Chief Executive Josef Ackermann told a banking conference the violent market conditions of August had affected his bank. But he added: "I am optimistic about the environment globally for financial institutions."
Two Germans lenders, IKB and SachsenLB, almost sank when investments linked to the US home loan market turned sour, and several more have detailed billions of euros in exposure. Despite the optimistic noises, analysts say it is strong expectations of a near-term US rate cut that are doing most to keep further financial market tremors at bay.
To that end, the Institute for Supply Management's factory activity index showing US manufacturing expanded at a slower pace in August, together with a surprise drop in July US construction spending, heightened expectations of a Federal Reserve rate cut at its September 18 meeting or even before.

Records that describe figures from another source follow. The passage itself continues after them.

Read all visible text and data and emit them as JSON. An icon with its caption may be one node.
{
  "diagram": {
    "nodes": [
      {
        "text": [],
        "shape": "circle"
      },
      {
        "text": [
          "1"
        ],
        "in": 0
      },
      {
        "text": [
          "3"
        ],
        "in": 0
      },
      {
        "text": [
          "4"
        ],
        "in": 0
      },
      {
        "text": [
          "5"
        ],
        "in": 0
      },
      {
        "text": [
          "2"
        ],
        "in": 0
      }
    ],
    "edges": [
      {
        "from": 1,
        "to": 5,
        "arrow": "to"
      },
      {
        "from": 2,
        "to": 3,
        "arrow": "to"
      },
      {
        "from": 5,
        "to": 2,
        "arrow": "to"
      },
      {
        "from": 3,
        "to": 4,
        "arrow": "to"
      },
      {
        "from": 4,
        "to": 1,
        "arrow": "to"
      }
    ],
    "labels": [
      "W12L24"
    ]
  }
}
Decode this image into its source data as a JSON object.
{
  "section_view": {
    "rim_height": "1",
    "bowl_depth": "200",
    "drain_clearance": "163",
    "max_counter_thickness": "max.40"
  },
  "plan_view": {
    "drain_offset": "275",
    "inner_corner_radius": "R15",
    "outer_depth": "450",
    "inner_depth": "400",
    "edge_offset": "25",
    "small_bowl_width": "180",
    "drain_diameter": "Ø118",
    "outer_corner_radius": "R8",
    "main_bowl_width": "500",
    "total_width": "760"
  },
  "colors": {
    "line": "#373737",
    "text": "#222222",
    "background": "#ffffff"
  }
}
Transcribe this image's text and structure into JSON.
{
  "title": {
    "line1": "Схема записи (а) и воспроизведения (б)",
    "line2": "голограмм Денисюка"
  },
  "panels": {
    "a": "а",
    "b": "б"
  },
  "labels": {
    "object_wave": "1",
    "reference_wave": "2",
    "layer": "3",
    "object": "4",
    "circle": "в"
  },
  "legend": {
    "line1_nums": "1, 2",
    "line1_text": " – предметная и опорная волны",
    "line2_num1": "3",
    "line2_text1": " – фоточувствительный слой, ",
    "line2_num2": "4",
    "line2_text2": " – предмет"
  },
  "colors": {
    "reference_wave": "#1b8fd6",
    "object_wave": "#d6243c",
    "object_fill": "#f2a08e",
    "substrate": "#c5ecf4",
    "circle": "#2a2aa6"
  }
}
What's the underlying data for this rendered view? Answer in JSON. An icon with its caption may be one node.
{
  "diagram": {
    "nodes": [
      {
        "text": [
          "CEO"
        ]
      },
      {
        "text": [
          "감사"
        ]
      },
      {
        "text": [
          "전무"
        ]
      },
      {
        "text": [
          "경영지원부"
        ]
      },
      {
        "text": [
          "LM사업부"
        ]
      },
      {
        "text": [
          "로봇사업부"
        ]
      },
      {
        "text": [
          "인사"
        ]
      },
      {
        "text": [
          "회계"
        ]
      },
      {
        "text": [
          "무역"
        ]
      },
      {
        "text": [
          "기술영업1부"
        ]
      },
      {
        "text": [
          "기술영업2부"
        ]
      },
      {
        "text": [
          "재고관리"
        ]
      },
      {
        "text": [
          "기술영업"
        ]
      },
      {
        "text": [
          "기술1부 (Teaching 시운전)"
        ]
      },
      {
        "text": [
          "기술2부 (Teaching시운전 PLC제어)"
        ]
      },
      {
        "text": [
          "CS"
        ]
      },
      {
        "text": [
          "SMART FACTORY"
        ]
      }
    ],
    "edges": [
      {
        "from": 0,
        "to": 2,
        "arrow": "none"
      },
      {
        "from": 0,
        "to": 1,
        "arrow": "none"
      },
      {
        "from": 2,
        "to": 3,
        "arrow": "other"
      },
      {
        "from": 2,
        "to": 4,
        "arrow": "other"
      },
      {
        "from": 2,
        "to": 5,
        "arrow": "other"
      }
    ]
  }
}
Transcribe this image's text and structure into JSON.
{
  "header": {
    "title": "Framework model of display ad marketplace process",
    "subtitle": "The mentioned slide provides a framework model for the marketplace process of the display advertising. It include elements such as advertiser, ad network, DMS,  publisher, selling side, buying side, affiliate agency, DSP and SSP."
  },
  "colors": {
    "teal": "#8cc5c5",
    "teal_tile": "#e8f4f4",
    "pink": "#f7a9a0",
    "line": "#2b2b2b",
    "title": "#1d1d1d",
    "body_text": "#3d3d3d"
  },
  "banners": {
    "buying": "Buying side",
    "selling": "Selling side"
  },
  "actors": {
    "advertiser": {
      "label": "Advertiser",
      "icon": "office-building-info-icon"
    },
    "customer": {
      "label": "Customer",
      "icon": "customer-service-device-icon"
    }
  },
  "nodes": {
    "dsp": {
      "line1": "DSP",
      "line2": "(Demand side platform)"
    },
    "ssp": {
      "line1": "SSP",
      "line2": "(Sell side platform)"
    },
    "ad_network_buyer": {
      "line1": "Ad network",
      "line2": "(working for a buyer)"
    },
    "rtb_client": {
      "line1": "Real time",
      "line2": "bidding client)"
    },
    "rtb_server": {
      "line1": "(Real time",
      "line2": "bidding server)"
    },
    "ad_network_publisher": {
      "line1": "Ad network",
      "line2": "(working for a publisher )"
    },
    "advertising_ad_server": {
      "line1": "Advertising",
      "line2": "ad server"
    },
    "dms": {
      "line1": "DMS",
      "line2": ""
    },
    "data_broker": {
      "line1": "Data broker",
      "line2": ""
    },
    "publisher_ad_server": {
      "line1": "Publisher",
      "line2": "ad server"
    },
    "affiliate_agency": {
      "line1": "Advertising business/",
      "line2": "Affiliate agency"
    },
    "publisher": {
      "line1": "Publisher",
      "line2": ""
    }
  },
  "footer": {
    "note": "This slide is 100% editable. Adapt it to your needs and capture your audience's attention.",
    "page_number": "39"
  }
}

"I think it was a distinct disappointment. It certainly makes it more probable that the Fed will cut rates, and maybe before the September 18 meeting," said Michael Metz, chief investment strategist at Oppenheimer & Co in New York. Fed Chairman Ben Bernanke said last week he would take any steps needed to shelter the economy from a global credit squeeze. But he also made clear the central bank was not there to bail out investors who had made mistakes.
The European Central Bank is expected to keep rates at 4 percent on Thursday due to uncertain market conditions. A few weeks ago, a rate hike had been viewed as a racing certainty. Liquidity problems persisted in the money markets. The London interbank offered rate for three-month sterling deposits hit a fresh 8-1/2 year high on Tuesday, while dollar rates for the same period set a 6-1/2 year peak, reflecting consistently strong cash demand from banks.
In a similar vein, Australia's central bank gave banks more cash than expected to combat a sharp rise in bank bill rates. But news from lenders and corporate investors struck a largely more positive tone. US mortgage lender Thornburg, which was forced to sell more than 35 percent of its assets and reduce borrowing to cut its risks, said it had completed the securitisation of $1.44 billion in prime loans, which will help up its pace of lending.
Some investors now see opportunities in the fallout from the US mortgage chaos. Dubai government-owned Istithmar said on Monday it was considering buying into two US companies hit by their exposure to high-risk mortgages. The agency said one of its targets was a financial services firm with potential to expand abroad.
A survey by the Nikkei business daily, meanwhile, underlined the relatively limited direct exposure of Japanese banks. Japan's 109 regional banks collectively face about 5.4 billion yen ($47 million) in losses from products tied to US subprime loans. Combined losses disclosed by Japan's eight big banks have so far been limited to 20 billion yen, Nikkei said.
Manufacturers and other non-financial borrowers are right to feel quietly confident despite the credit turmoil, experts said. "Companies by and large are in reasonable shape, balance sheets are strong, liquidity's good," said David Meade, head of credit research at asset manager Fidelity International.
PTT PCL, Thailand's top energy firm, said it had delayed a plan to sell $400 million of bonds overseas as a result of global financial upheaval. Undeterred, Trafigura, the world's third-largest independent oil trading firm, will raise $400 million from Asian and Middle East capital markets next month, a senior executive said.